O  festejo  ao  melhor  estilo de  Cristiano  Ronaldo  em  Montmeló, como  que  a  dizer “Calma,  eu  estou  aqui!”,  são  a  demonstração  da  maturidade  de  um  piloto  que  não  desiste  do  seu  sonho  de ser  campeão  de  MotoGP.  Contem com  ele  para  estar na luta até ao fim!

- Como analisas a primeira metade da temporada de MotoGP?

Miguel  Oliveira -  As  corridas  têm  sido  muito  mais rápidas  não  só  a  nível  de  volta  rápida, mas  também  do tempo  total  de  corrida.  Lembro-me  que  terminei  no Qatar, a  segunda  corrida  a  8  segundos, e  penso  que  na história  foi  a  corrida  com  a  menor  diferença  de  tempo entre  1º  e  o  15º.  Mas  toda  a  época  tem  sido  bastante competitiva,  temos  ido  a  vários  circuitos  e  têm-se  batido  vários  recordes. Cada  vez  mais  os  terceiros  treinos livres  estão  a  virar  autênticas  sessões  de  qualificação, onde  se  batem  recordes,  e  portanto  torna-se  cada  vez mais  difícil  nós  estarmos  naquele  grupo  tão  restrito que  são  os  dez  primeiros.

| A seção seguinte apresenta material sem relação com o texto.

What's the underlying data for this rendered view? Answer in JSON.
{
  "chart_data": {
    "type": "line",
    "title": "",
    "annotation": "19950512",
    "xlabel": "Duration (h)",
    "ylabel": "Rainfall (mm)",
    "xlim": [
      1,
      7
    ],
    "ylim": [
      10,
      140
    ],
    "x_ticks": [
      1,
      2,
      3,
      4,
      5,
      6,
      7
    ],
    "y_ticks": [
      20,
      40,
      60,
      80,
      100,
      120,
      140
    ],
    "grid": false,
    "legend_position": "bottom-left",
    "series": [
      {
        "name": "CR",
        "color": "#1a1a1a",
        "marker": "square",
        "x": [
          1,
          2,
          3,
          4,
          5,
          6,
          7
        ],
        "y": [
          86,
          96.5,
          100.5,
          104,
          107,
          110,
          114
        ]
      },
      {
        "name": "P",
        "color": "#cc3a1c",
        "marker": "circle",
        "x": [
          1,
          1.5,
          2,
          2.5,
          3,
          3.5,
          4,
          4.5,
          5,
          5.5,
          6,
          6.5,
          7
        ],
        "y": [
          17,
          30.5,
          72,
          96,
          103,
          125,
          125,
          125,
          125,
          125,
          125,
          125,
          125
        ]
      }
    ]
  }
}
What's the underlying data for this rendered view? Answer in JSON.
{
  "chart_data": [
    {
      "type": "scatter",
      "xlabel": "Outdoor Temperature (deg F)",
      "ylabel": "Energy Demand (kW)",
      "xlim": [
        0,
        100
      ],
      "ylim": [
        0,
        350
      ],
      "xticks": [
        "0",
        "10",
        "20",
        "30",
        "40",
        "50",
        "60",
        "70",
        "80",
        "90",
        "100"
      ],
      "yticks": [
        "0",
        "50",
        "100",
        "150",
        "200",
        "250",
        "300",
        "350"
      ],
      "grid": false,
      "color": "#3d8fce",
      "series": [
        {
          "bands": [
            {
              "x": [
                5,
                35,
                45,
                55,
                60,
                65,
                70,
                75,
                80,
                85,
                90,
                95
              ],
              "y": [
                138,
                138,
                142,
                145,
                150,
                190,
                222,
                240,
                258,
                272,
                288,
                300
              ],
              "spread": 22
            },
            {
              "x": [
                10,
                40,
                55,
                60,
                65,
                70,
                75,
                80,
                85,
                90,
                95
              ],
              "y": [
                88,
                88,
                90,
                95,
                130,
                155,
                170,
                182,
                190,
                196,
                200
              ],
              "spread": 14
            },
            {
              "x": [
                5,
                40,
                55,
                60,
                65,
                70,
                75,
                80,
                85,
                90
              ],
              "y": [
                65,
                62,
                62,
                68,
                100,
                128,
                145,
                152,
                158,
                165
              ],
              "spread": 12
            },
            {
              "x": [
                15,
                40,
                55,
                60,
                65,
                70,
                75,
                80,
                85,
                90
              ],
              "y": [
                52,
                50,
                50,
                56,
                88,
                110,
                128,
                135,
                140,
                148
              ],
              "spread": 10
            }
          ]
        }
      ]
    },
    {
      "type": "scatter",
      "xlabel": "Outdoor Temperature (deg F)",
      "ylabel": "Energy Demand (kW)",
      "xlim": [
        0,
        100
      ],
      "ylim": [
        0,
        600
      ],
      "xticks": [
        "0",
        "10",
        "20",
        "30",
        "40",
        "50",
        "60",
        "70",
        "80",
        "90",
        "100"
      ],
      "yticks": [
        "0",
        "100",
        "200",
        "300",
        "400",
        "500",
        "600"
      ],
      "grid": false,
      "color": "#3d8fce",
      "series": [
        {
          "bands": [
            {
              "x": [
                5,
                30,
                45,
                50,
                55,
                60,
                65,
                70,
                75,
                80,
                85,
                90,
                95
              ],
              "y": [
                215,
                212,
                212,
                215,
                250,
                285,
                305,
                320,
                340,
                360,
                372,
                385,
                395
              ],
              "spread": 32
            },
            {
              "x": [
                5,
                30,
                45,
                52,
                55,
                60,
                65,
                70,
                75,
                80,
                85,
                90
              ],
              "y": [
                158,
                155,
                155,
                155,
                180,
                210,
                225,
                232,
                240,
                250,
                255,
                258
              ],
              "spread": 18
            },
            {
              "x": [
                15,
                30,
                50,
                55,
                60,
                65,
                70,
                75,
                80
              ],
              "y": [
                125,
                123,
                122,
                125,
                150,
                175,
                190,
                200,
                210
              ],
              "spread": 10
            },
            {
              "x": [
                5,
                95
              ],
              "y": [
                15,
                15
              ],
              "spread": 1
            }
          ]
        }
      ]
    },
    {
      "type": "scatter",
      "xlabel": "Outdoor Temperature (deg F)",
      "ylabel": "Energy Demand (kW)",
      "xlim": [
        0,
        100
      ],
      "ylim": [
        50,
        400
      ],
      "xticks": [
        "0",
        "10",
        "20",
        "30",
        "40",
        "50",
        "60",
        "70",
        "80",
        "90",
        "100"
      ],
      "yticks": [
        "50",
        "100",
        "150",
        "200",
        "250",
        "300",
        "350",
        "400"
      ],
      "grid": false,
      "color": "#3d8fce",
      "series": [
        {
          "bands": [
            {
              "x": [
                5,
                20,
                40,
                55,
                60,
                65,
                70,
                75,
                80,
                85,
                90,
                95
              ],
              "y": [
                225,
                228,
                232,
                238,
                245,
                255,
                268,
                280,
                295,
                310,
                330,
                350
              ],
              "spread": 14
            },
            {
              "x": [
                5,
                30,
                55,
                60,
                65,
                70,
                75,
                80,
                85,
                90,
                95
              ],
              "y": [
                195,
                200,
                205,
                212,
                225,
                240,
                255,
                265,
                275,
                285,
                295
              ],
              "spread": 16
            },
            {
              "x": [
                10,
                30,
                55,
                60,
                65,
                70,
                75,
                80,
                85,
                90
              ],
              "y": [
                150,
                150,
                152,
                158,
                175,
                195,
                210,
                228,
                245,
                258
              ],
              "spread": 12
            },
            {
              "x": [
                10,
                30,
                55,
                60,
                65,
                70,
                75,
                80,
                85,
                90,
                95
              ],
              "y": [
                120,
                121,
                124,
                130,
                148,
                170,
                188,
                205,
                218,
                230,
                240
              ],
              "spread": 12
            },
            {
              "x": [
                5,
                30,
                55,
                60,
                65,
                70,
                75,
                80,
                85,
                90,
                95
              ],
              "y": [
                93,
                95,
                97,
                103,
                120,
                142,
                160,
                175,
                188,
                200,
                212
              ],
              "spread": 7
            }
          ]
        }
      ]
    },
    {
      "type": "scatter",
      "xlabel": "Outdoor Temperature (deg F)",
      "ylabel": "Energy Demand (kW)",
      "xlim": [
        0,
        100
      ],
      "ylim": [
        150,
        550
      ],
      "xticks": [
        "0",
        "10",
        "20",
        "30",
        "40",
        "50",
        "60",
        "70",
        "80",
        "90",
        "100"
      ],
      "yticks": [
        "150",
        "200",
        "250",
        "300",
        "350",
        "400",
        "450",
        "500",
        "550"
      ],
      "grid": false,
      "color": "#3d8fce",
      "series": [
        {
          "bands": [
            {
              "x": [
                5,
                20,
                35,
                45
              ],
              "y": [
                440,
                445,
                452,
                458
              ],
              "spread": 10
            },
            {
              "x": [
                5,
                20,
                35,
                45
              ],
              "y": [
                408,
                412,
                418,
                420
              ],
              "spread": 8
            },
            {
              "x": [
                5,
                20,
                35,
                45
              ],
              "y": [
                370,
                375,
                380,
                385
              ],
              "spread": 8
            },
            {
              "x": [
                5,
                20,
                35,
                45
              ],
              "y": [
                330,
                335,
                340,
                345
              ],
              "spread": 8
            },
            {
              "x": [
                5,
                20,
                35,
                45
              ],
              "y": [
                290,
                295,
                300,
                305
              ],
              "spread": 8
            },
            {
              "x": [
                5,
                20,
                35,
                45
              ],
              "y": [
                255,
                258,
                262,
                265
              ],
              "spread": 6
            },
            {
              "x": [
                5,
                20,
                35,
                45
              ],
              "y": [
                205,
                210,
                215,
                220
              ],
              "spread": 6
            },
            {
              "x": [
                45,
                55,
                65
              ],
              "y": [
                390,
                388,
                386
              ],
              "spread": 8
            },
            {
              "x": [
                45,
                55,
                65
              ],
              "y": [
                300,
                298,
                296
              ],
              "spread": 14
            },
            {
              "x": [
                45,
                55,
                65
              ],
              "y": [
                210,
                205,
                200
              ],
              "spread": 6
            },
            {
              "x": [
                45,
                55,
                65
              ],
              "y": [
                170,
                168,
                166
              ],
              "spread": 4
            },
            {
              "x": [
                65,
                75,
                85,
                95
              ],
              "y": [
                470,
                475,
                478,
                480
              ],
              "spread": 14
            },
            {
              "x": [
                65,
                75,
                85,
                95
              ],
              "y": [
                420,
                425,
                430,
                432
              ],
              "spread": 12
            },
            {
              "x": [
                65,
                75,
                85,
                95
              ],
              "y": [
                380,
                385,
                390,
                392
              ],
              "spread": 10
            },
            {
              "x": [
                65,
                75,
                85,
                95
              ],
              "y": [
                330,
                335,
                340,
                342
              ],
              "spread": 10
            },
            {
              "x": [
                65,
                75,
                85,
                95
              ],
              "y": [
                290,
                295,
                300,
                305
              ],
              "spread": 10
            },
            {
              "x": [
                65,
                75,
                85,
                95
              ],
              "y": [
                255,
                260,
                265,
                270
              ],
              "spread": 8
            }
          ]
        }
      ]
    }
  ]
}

As  motos  têm  evoluído  bastante,  e  obviamente  que  a  proximidade  técnica  entre os  construtores  tem  contribuído  massivamente  para que  as  coisas  estejam  muito  mais  apertadas  e  que criem  um  espetáculo  muito  bonito. Temos visto  corridas  espetaculares  com  várias  ultrapassagens,  muita incerteza  naquele  que  será  o  resultado  final,  temos visto  surpresas,  a  maior  parte  delas  surgem  da  minha parte  (risos).  Mas  está  a  ser  um  campeonato  muito  interessante,  com  muitos  fatores  que  contribuem  para isso.  Julgo  que  este  último  ano  o  facto  de  não  termos permitido  um  desenvolvimento  daquilo  que  são  as peças  para  as  motos  veio  aproximar  tudo  um  pouco, e vemos  que  os  pilotos  conseguem  explorar  ao  máximo as  suas  máquinas  e  isso  acaba  por  trazer  uma  competitividade brutal.


-  O  campeonato começou de uma forma inesperada, pelo lado negativo para ti também,  porque esperavas com toda a certeza mais.  Foi coincidente com a altura em que houve a vacinação para todo o paddock.  Essa parte da vacinação afetou-te?  Tanta gente tem sido afetada…

Miguel Oliveira - Nós  no  paddock  tivemos  testemunhos  muito  diferentes  de  pessoas  que  não  sentiram nada,  outros  que  sentiram  alguma  coisa.  Esse (a  vacinação)  foi  um  ponto  de  viragem  essencial  para  nós continuarmos  o  nosso  campeonato,  porque  temos uma  caravana  gigante  de  equipas  e  pilotos  e  pessoal da  organização,  que  são  fundamentais.  Da  parte  do promotor,  que  é  a  Dorna,  garantir  essa  vacina  através  do  governo  do  Qatar  para  quem  quisesse  foi  um passo  importante,  porque  temos  visto  praticamente zero  casos  de  Covid-19  no  paddock  e  estamos  a  viajar pela  Europa  inteira,  e  começámos  a  viajar  há  algumas semanas  para  fora  de  Europa  com  o  início  do  campeonato  no  Qatar.  Eu  tive  um  ligeiro  sintoma  de  febre até  quinta-feira  antes  da  segunda  corrida,  mas  toda  a equipa passou bem, felizmente os mecânicos e toda a gente sempre em forma e de boa saúde.-  De  um momento  para  o  outro,  a  partir  de Mugello principalmente, pareceu ter existido um  volte-face total entre a KTM que tínhamos  visto até então.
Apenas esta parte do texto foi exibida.